The Stoic philosopher Seneca got front-row seats to one of the worst parenting jobs in history. In 49 AD, he was recalled from exile to tutor a twelve-year-old named Nero. The ancient historian Cassius Dio tells us that the boy’s mother, the empress Agrippina, had the entire empire under her thumb and used her power to make sure her boy never had to struggle for anything. She was what we today call a snowplow parent. And in clearing the path of every conceivable impediment and obstacle, Agrippina created a monster, one of the worst human beings in history.
It’s little mystery why we see Seneca write over and over again about the importance of struggling with and overcoming adversity. The job of “the good parent,” he says, is to “out of love for the child, [act] as a trainer, endlessly manufacturing trials for the child.” The job of the good parent is to make their child’s life good, not easy.
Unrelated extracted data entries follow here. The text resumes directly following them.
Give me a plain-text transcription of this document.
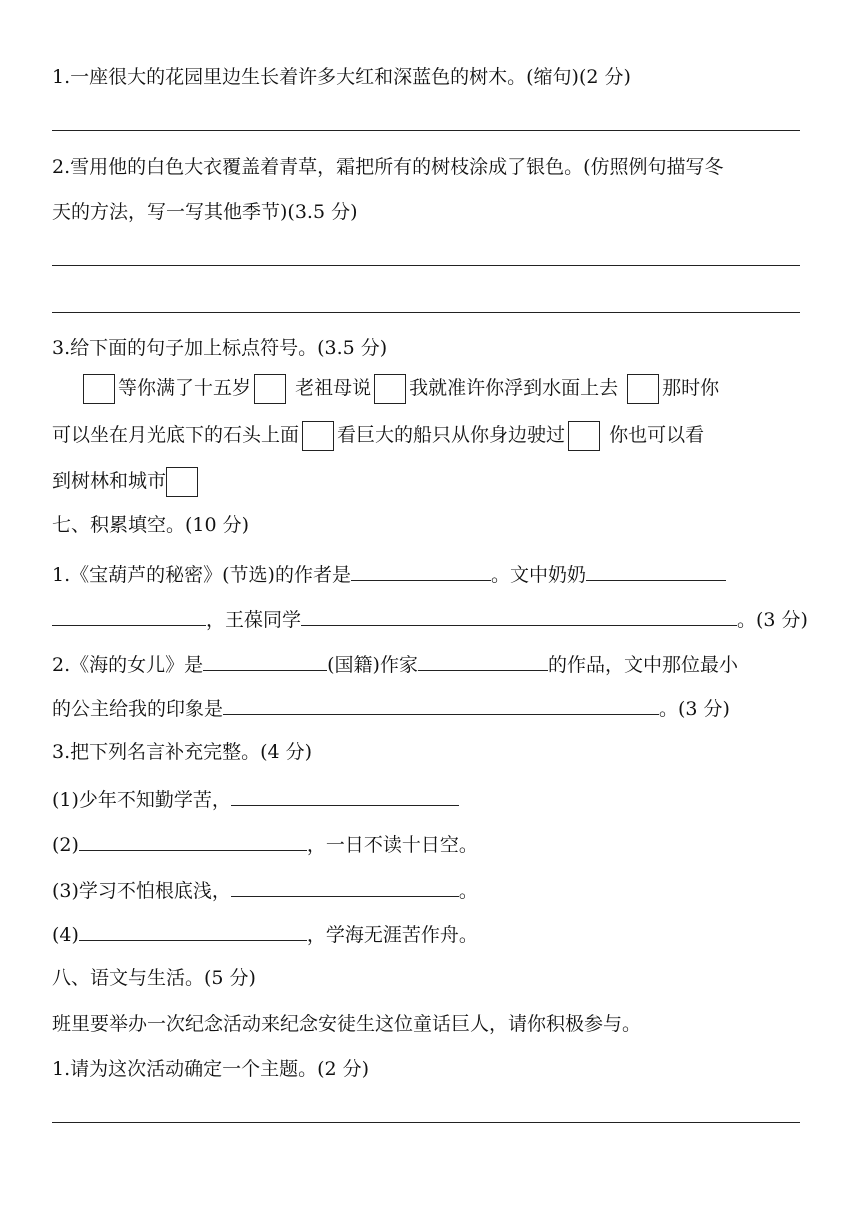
1.一座很大的花园里边生长着许多大红和深蓝色的树木。(缩句)(2 分)
2.雪用他的白色大衣覆盖着青草，霜把所有的树枝涂成了银色。(仿照例句描写冬
天的方法，写一写其他季节)(3.5 分)
3.给下面的句子加上标点符号。(3.5 分)
等你满了十五岁 老祖母说 我就准许你浮到水面上去 那时你
可以坐在月光底下的石头上面 看巨大的船只从你身边驶过 你也可以看
到树林和城市
七、积累填空。(10 分)
1.《宝葫芦的秘密》(节选)的作者是	。文中奶奶
，王葆同学	。(3 分)
2.《海的女儿》是	(国籍)作家	的作品，文中那位最小
的公主给我的印象是	。(3 分)
3.把下列名言补充完整。(4 分)
(1)少年不知勤学苦，
(2)	，一日不读十日空。
(3)学习不怕根底浅，	。
(4)	，学海无涯苦作舟。
八、语文与生活。(5 分)
班里要举办一次纪念活动来纪念安徒生这位童话巨人，请你积极参与。
1.请为这次活动确定一个主题。(2 分)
There is a great Latin expression, “Luctor et emergo.” It means “I struggle and emerge” or “I wrestle with and overcome.” The gods, Seneca writes, “want us to be as good, as virtuous as possible, so assign to us a fortune that will make us struggle.” Without struggle, he says, “no one will know what you were capable of, not even yourself.”
It is hard not to be a snowplow or helicopter parent. We love our kids so much; we want nothing but the best for them. We can’t bear the thought, let alone the sight, of their struggling. But we have to let them scramble through the brambles and the pitfalls of growing up. We have to remind ourselves day after day: a child’s life should be good, not easy.